In the most recent model portfolio update, I explained that "credit supply is still flowing without major issues, and while the unemployment rate (4.2%) in the labor market—which underpins households’ spending power—remains healthy, it is gradually becoming harder for new job seekers to find work". Last week’s unemployment reading ticked up slightly to 4.3%, and preliminary data released yesterday by the U.S. Bureau of Labor Statistics revised the previously estimated increase in payrolls through March of this year from 1.8 million to 900,000, suggesting that in reality the U.S. labor market has been cooling rapidly since the start of the year.
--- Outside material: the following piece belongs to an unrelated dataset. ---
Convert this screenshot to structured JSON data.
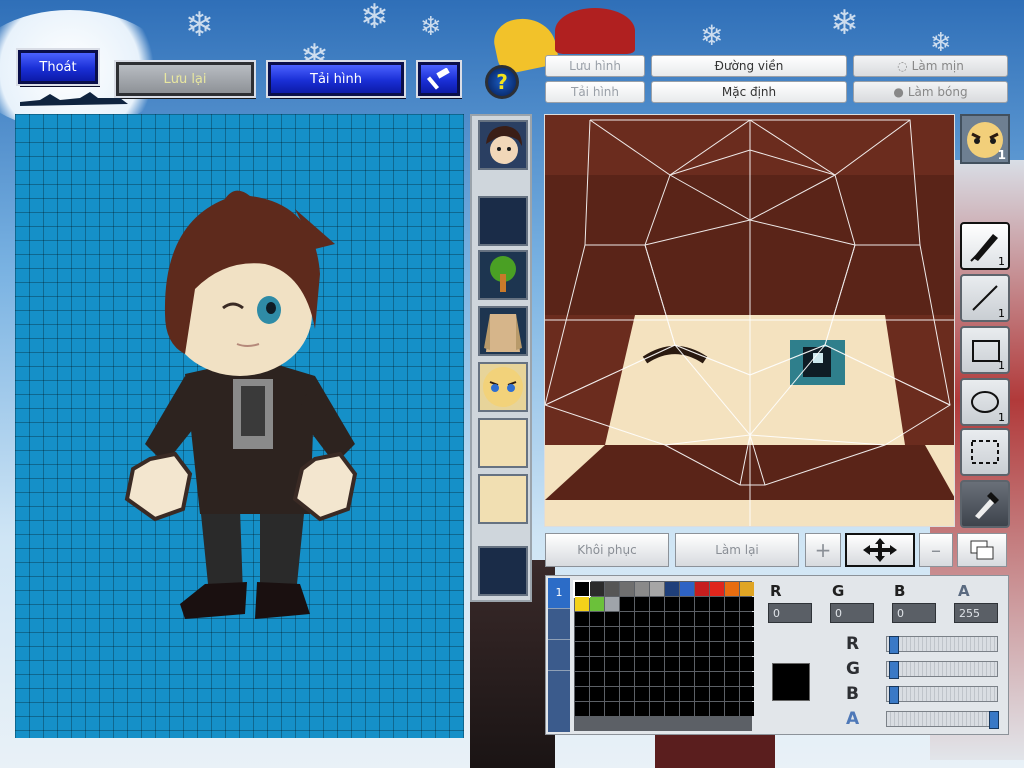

This is consistent with the data from Bank of America that Krisberg disclosed. In her Barron's interview, she commented on the labor market, saying that "the number of job switchers has fallen sharply, the pay bump from changing jobs has been minimal, and for new entrants with no prior work experience, breaking into the labor market has become extremely difficult". However, small businesses’ spending on recruiting services has been holding up, so it would be an overstatement to interpret the situation as labor demand collapsing or being on the verge of collapse.
As signs emerge that the U.S. economy, including the labor market, is entering a broader downturn, the dominant interpretation is that investors are slowly bidding major indexes such as the S&P 500 to new highs on expectations that Federal Reserve Chair Jerome Powell—who has faced repeated public pressure from President Trump to cut interest rates—will begin lowering rates starting in September.
Jamie Dimon, head of JPMorgan Chase, the largest U.S. bank, commented on the Labor Department’s release in an interview with CNBC, saying, "I think the (U.S.) economy is weakening," while also maintaining a cautious stance by adding, "It’s hard to predict whether this will lead directly to a recession."
David Solomon, CEO of another major bank, Goldman Sachs, said in a Bloomberg interview, echoing Dimon, that "the economy is clearly softening, and we need to watch the labor market data very carefully." Last week he also stressed that investor sentiment is running very hot, stating that "given current risk appetite among investors, it’s hard to argue that today’s policy rate is particularly restrictive for the U.S. economy".
U.S. companies’ second-quarter earnings this year have come in better than Wall Street analysts expected, fully recovering from the early-April "Liberation Day" sell-off triggered by President Trump. However, tariff risks and uncertainty still linger, and with signs of a broad economic slowdown emerging, I believe we should remain vigilant about the possibility that this trend will persist or even accelerate.